Between 1952 and 1955, Repgen undertook an extended period of research at the German Historical Institute in Rome. A significant landmark followed in 1958 when he received his habilitation for a piece of work entitled "The Roman Curia and the Peace of Westphalia. Pope, emperor and state." (" Die römische Kurie und der Westfälische Friede. Papst, Kaiser und Reich"). He relocated from the Bonn area in 1962 when he was appointed to a full professorship at the Saarland University at Saarbrücken, where he remained until 1967. Back at Bonn, that was he year in which his old teacher Max Braubach retired from the Konkordatslehrstuhl (teaching chair), and Repgen returned to Bonn to take it on. He remained at Bonn as a professor in Medieval and Modern history until his retirement in 1988. Between 1985 and 1988, he was also dean of the Philosophy Faculty. Briefly, in 1975/76, he combined his duties at Bonn with a post as a visiting fellow at the University of Oxford. As a teacher at Saarbrücken and Bonn, he has supervised fifty doctorates and seven habilitations. His historian students include Winfried Baumgart, Franz Bosbach, Klaus Gotto, Ulrich von Hehl, Hans Günter Hockerts, Markus Huttner, Christoph Kampmann and Karsten Ruppert.

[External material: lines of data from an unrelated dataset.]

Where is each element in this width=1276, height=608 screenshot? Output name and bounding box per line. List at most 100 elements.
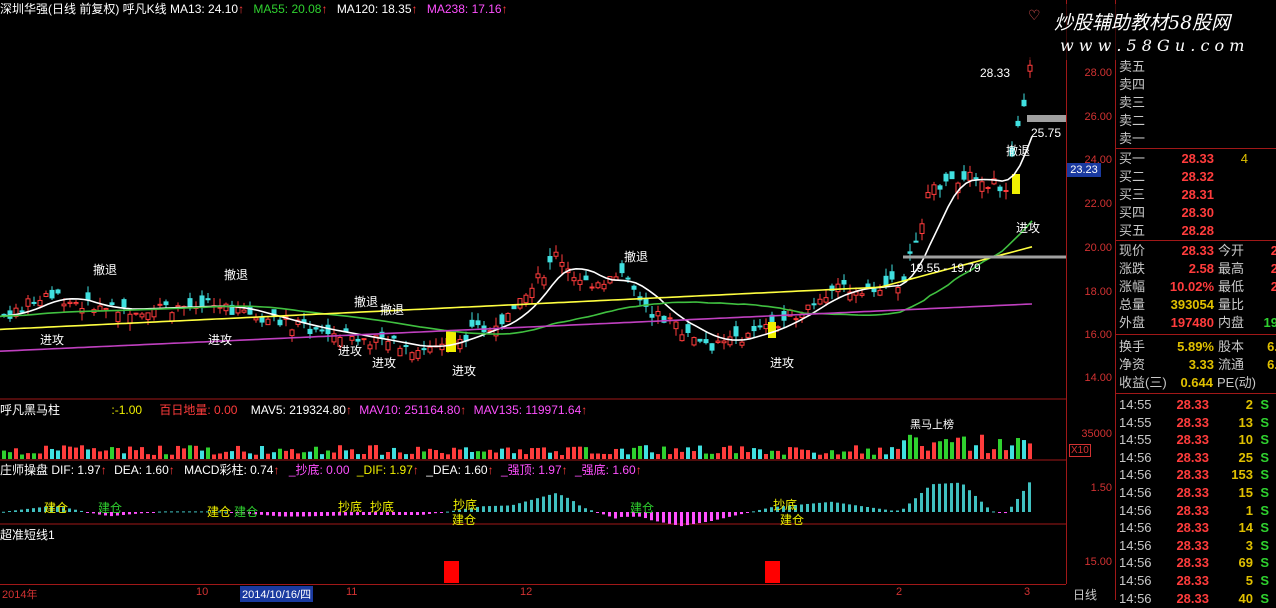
candle-body xyxy=(55,289,61,294)
orderbook-sell-row[interactable]: 卖三 xyxy=(1119,94,1159,112)
period-label[interactable]: 日线 xyxy=(1073,586,1097,603)
tick-row[interactable]: 14:55 28.33 10 S xyxy=(1119,431,1269,449)
macd-bar xyxy=(812,503,815,512)
tick-row[interactable]: 14:56 28.33 3 S xyxy=(1119,537,1269,555)
orderbook-buy-row[interactable]: 买二 28.32 xyxy=(1119,168,1248,186)
volume-bar xyxy=(104,450,108,459)
candle-body xyxy=(889,271,895,280)
tick-row[interactable]: 14:56 28.33 14 S xyxy=(1119,519,1269,537)
candle-body xyxy=(415,350,421,359)
volume-bar xyxy=(434,450,438,459)
candle-body xyxy=(673,321,679,330)
candle-body xyxy=(727,336,733,346)
stat-row: 外盘 197480 内盘 19 xyxy=(1119,315,1276,330)
candle-body xyxy=(427,346,433,353)
volume-bar xyxy=(944,439,948,459)
volume-bar xyxy=(542,447,546,459)
candle-body xyxy=(691,337,697,346)
tick-row[interactable]: 14:56 28.33 40 S xyxy=(1119,590,1269,608)
macd-bar xyxy=(998,512,1001,513)
volume-bar xyxy=(992,449,996,459)
volume-bar xyxy=(560,454,564,459)
kline-chart[interactable] xyxy=(0,0,1066,584)
watermark: 炒股辅助教材58股网 w w w . 5 8 G u . c o m ♡ xyxy=(1020,4,1276,60)
volume-bar xyxy=(938,441,942,459)
volume-bar xyxy=(734,453,738,459)
attack-signal: 进攻 xyxy=(1016,221,1041,235)
macd-bar xyxy=(536,498,539,512)
attack-signal: 进攻 xyxy=(452,364,477,378)
qiangdi-arrow: ↑ xyxy=(635,463,642,477)
volume-bar xyxy=(182,448,186,459)
tick-row[interactable]: 14:56 28.33 15 S xyxy=(1119,484,1269,502)
tick-row[interactable]: 14:56 28.33 153 S xyxy=(1119,466,1269,484)
volume-bar xyxy=(1016,438,1020,459)
volume-bar xyxy=(32,453,36,459)
stat-row: 现价 28.33 今开 2 xyxy=(1119,243,1276,258)
volume-bar xyxy=(44,445,48,459)
volume-bar xyxy=(566,447,570,459)
candle-body xyxy=(649,314,655,318)
tick-row[interactable]: 14:56 28.33 1 S xyxy=(1119,502,1269,520)
chart-area[interactable]: 深圳华强(日线 前复权) 呼凡K线 MA13: 24.10↑ MA55: 20.… xyxy=(0,0,1066,584)
orderbook-buy-row[interactable]: 买四 28.30 xyxy=(1119,204,1248,222)
macd-bar xyxy=(128,512,131,515)
volume-bar xyxy=(968,450,972,459)
volume-bar xyxy=(986,453,990,459)
macd-bar xyxy=(506,505,509,512)
volume-bar xyxy=(266,453,270,459)
volume-bar xyxy=(620,448,624,459)
candle-body xyxy=(697,338,703,342)
orderbook-buy-row[interactable]: 买五 28.28 xyxy=(1119,222,1248,240)
volume-bar xyxy=(716,453,720,459)
volume-bar xyxy=(722,447,726,459)
macd-bar xyxy=(692,512,695,525)
candle-body xyxy=(103,308,109,311)
macd-bar xyxy=(824,502,827,512)
volume-bar xyxy=(26,453,30,459)
macd-bar xyxy=(854,505,857,512)
volume-bar xyxy=(356,454,360,459)
candle-body xyxy=(109,302,115,306)
orderbook-sell-row[interactable]: 卖一 xyxy=(1119,130,1159,148)
macd-bar xyxy=(158,511,161,513)
macd-bar xyxy=(278,512,281,517)
volume-bar xyxy=(62,445,66,459)
tick-row[interactable]: 14:55 28.33 13 S xyxy=(1119,414,1269,432)
ma120-value: MA120: 18.35 xyxy=(336,2,412,16)
qiangding-arrow: ↑ xyxy=(561,463,568,477)
macd-bar xyxy=(194,511,197,513)
mav5-value: MAV5: 219324.80 xyxy=(250,403,346,417)
macd-bar xyxy=(758,509,761,512)
dif2-arrow: ↑ xyxy=(412,463,419,477)
candle-body xyxy=(457,338,463,350)
volume-bar xyxy=(152,454,156,459)
volume-bar xyxy=(578,446,582,459)
candle-body xyxy=(73,301,79,305)
tick-row[interactable]: 14:56 28.33 25 S xyxy=(1119,449,1269,467)
orderbook-sell-row[interactable]: 卖五 xyxy=(1119,58,1159,76)
macd-bar xyxy=(134,512,137,514)
divider xyxy=(1116,393,1276,394)
axis-bot-tick: 15.00 xyxy=(1084,556,1112,568)
volume-bar xyxy=(728,445,732,459)
tick-row[interactable]: 14:55 28.33 2 S xyxy=(1119,396,1269,414)
tick-row[interactable]: 14:56 28.33 69 S xyxy=(1119,554,1269,572)
macd-bar xyxy=(830,501,833,512)
volume-bar xyxy=(950,442,954,459)
macd-value: MACD彩柱: 0.74 xyxy=(184,463,274,477)
orderbook-sell-row[interactable]: 卖二 xyxy=(1119,112,1159,130)
volume-bar xyxy=(902,440,906,459)
tick-price: 28.33 xyxy=(1176,573,1209,588)
orderbook-buy-row[interactable]: 买三 28.31 xyxy=(1119,186,1248,204)
volume-bar xyxy=(608,454,612,459)
tick-row[interactable]: 14:56 28.33 5 S xyxy=(1119,572,1269,590)
volume-bar xyxy=(794,447,798,459)
orderbook-sell-row[interactable]: 卖四 xyxy=(1119,76,1159,94)
macd-bar xyxy=(656,512,659,522)
macd-bar xyxy=(614,512,617,519)
mav135-value: MAV135: 119971.64 xyxy=(473,403,582,417)
volume-bar xyxy=(308,451,312,459)
candle-body xyxy=(349,336,355,341)
orderbook-buy-row[interactable]: 买一 28.33 4 xyxy=(1119,150,1248,168)
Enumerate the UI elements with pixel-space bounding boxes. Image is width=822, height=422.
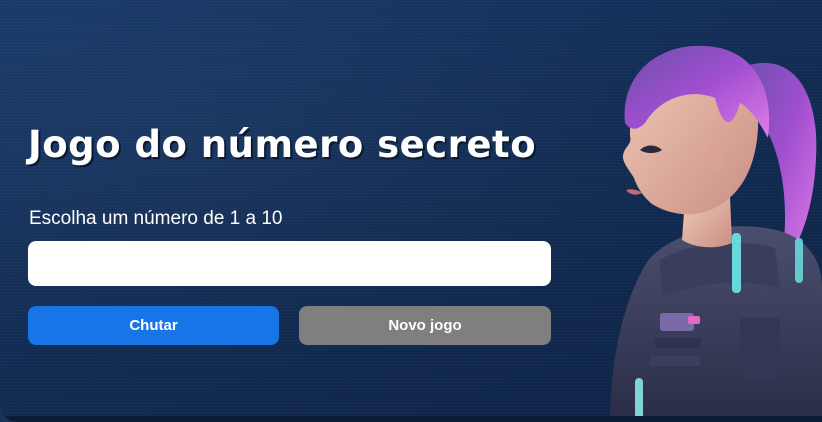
astronaut-girl-illustration	[610, 45, 822, 422]
guess-prompt-label: Escolha um número de 1 a 10	[29, 208, 283, 229]
new-game-button[interactable]: Novo jogo	[299, 306, 551, 345]
game-container: Jogo do número secreto Escolha um número…	[0, 0, 822, 422]
guess-input[interactable]	[28, 241, 551, 286]
bottom-edge	[0, 416, 822, 422]
page-title: Jogo do número secreto	[28, 123, 537, 166]
guess-button[interactable]: Chutar	[28, 306, 279, 345]
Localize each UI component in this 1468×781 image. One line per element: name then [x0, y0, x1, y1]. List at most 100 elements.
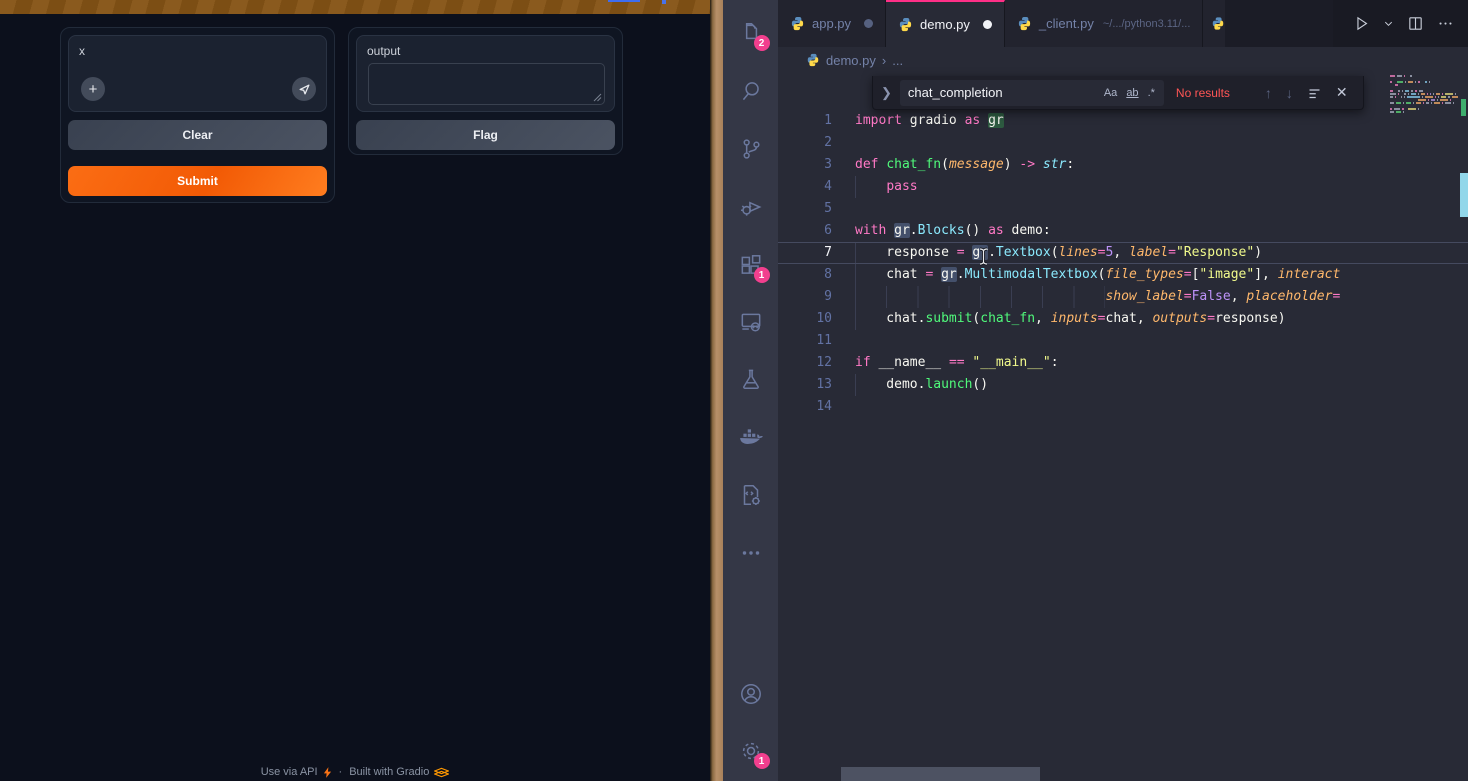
- line-number[interactable]: 14: [778, 396, 832, 418]
- find-input[interactable]: [900, 85, 1040, 100]
- find-previous-icon[interactable]: ↑: [1265, 85, 1272, 101]
- python-icon: [1211, 16, 1225, 31]
- code-line[interactable]: 9 show_label=False, placeholder=: [778, 286, 1468, 308]
- minimap[interactable]: [1390, 75, 1458, 117]
- code-line[interactable]: 10 chat.submit(chat_fn, inputs=chat, out…: [778, 308, 1468, 330]
- line-number[interactable]: 7: [778, 243, 832, 263]
- clear-button[interactable]: Clear: [68, 120, 327, 150]
- line-number[interactable]: 2: [778, 132, 832, 154]
- run-debug-icon[interactable]: [738, 194, 764, 220]
- search-icon[interactable]: [738, 78, 764, 104]
- resize-handle-icon[interactable]: [593, 93, 602, 102]
- lightning-icon: [323, 767, 332, 778]
- input-label: x: [79, 44, 85, 58]
- editor-actions: [1333, 0, 1468, 47]
- regex-icon[interactable]: .*: [1148, 87, 1155, 99]
- code-line[interactable]: 14: [778, 396, 1468, 418]
- breadcrumb[interactable]: demo.py › ...: [778, 47, 1468, 73]
- remote-explorer-icon[interactable]: [738, 309, 764, 335]
- find-results-label: No results: [1176, 86, 1251, 100]
- explorer-icon[interactable]: 2: [738, 20, 764, 46]
- ruler-mark-cyan[interactable]: [1460, 173, 1468, 217]
- account-icon[interactable]: [738, 681, 764, 707]
- line-number[interactable]: 9: [778, 286, 832, 308]
- send-button[interactable]: [292, 77, 316, 101]
- settings-gear-icon[interactable]: 1: [738, 738, 764, 764]
- breadcrumb-separator: ›: [882, 53, 886, 68]
- submit-button[interactable]: Submit: [68, 166, 327, 196]
- horizontal-scrollbar[interactable]: [841, 767, 1040, 781]
- run-dropdown-chevron-icon[interactable]: [1383, 18, 1394, 29]
- window-fragment: [608, 0, 640, 2]
- code-text: show_label=False, placeholder=: [855, 286, 1340, 308]
- line-number[interactable]: 10: [778, 308, 832, 330]
- line-number[interactable]: 6: [778, 220, 832, 242]
- code-line[interactable]: 12if __name__ == "__main__":: [778, 352, 1468, 374]
- more-actions-icon[interactable]: [1437, 15, 1454, 32]
- explorer-badge: 2: [754, 35, 770, 51]
- testing-beaker-icon[interactable]: [738, 366, 764, 392]
- attach-file-button[interactable]: +: [81, 77, 105, 101]
- find-collapse-chevron-icon[interactable]: ❯: [873, 85, 900, 101]
- mouse-text-cursor-icon: [977, 247, 990, 266]
- python-icon: [1017, 16, 1032, 31]
- extensions-icon[interactable]: 1: [738, 252, 764, 278]
- line-number[interactable]: 5: [778, 198, 832, 220]
- code-line[interactable]: 7 response = gr.Textbox(lines=5, label="…: [778, 242, 1468, 264]
- tab-path-description: ~/.../python3.11/...: [1103, 18, 1191, 30]
- docker-icon[interactable]: [738, 425, 764, 451]
- code-text: response = gr.Textbox(lines=5, label="Re…: [855, 243, 1262, 263]
- modified-dot-icon[interactable]: [983, 20, 992, 29]
- code-line[interactable]: 11: [778, 330, 1468, 352]
- file-settings-icon[interactable]: [738, 482, 764, 508]
- breadcrumb-file[interactable]: demo.py: [826, 53, 876, 68]
- line-number[interactable]: 4: [778, 176, 832, 198]
- find-close-icon[interactable]: ✕: [1336, 84, 1348, 101]
- code-area[interactable]: 1import gradio as gr23 def chat_fn(messag…: [778, 110, 1468, 770]
- send-icon: [298, 83, 311, 96]
- flag-button[interactable]: Flag: [356, 120, 615, 150]
- whole-word-icon[interactable]: ab: [1126, 87, 1138, 99]
- editor-group: app.py demo.py _client.py ~/.../python3.…: [778, 0, 1468, 781]
- line-number[interactable]: 12: [778, 352, 832, 374]
- line-number[interactable]: 3: [778, 154, 832, 176]
- find-next-icon[interactable]: ↓: [1286, 85, 1293, 101]
- python-icon: [806, 53, 820, 67]
- settings-badge: 1: [754, 753, 770, 769]
- find-in-selection-icon[interactable]: [1307, 85, 1322, 100]
- find-widget: ❯ Aa ab .* No results ↑ ↓ ✕: [872, 76, 1364, 110]
- line-number[interactable]: 11: [778, 330, 832, 352]
- tab-partial[interactable]: [1203, 0, 1225, 47]
- tab-app-py[interactable]: app.py: [778, 0, 886, 47]
- gradio-logo-icon: [434, 767, 449, 778]
- more-views-ellipsis-icon[interactable]: [738, 540, 764, 566]
- source-control-icon[interactable]: [738, 136, 764, 162]
- use-via-api-link[interactable]: Use via API: [261, 766, 332, 778]
- line-number[interactable]: 1: [778, 110, 832, 132]
- tab-client-py[interactable]: _client.py ~/.../python3.11/...: [1005, 0, 1203, 47]
- breadcrumb-symbol[interactable]: ...: [892, 53, 903, 68]
- code-text: def chat_fn(message) -> str:: [855, 154, 1074, 176]
- footer-separator: ·: [339, 766, 343, 778]
- run-python-file-icon[interactable]: [1353, 15, 1370, 32]
- split-editor-icon[interactable]: [1407, 15, 1424, 32]
- code-line[interactable]: 8 chat = gr.MultimodalTextbox(file_types…: [778, 264, 1468, 286]
- modified-dot-icon[interactable]: [864, 19, 873, 28]
- code-line[interactable]: 6with gr.Blocks() as demo:: [778, 220, 1468, 242]
- built-with-gradio-link[interactable]: Built with Gradio: [349, 766, 449, 778]
- find-input-box: Aa ab .*: [900, 80, 1164, 106]
- multimodal-textbox[interactable]: x +: [68, 35, 327, 112]
- code-line[interactable]: 3 def chat_fn(message) -> str:: [778, 154, 1468, 176]
- window-fragment: [662, 0, 666, 4]
- match-case-icon[interactable]: Aa: [1104, 87, 1117, 99]
- code-line[interactable]: 4 pass: [778, 176, 1468, 198]
- output-card: output Flag: [348, 27, 623, 155]
- code-line[interactable]: 13 demo.launch(): [778, 374, 1468, 396]
- code-line[interactable]: 5: [778, 198, 1468, 220]
- output-textarea[interactable]: [368, 63, 605, 105]
- code-line[interactable]: 1import gradio as gr: [778, 110, 1468, 132]
- line-number[interactable]: 8: [778, 264, 832, 286]
- tab-demo-py[interactable]: demo.py: [886, 0, 1005, 47]
- line-number[interactable]: 13: [778, 374, 832, 396]
- code-line[interactable]: 2: [778, 132, 1468, 154]
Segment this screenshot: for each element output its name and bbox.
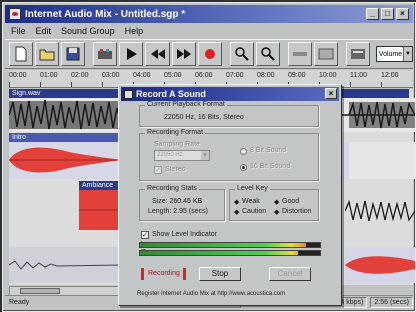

Konrad Repgen's research primarily focused on editorial work related to early modern Europe, but he also studied the political and social history of the nineteenth and twentieth centuries. He rejected the sociological-political historical prism favoured by the so-called Bielefeld School, and is regarded as a conservative among historians. For many years, he headed up the long-running "Acta Pacis Westphalicae" project, which publishes archive material covering the succession of congresses that eventually, in 1648, came up with what became known as the Peace of Westphalia. He has also published standard works on national and church history, among them "Dreißigjähriger Krieg und Westfälischer Friede", for which in 1998 he won the History prize of the City of Münster. (The city was much impacted by the war and involved in the treaties that concluded it.) In addition, between 1976 and 1997, he was in charge of the Archive Section at the Reich Chancellery covering the twelve years of the Hitler government. He was a member of the British Academy, of the (German) Commission for Contemporary History, the Commission for Parliamentary History and of Political Parties, the Historical Commission of the Bavarian Academy, and of the North Rhine-Westphalian Academy of Sciences, Humanities and the Arts.

In 1989, Repgen was appointed a Commander of the Order of St. Gregory the Great. In 1995, he was awarded an honorary doctorate by the Culture Faculty of the newly established University of Bayreuth. In 1998, he was honoured with the Ring of Honour from the Görres Society, and in 2000 with the Prize of the Alfried Krupp von Bohlen und Halbach Foundation. He was an advisory council member with the Munich-based Institute for Contemporary History since 1972 and with the Italian-German Historical Institute since 1973.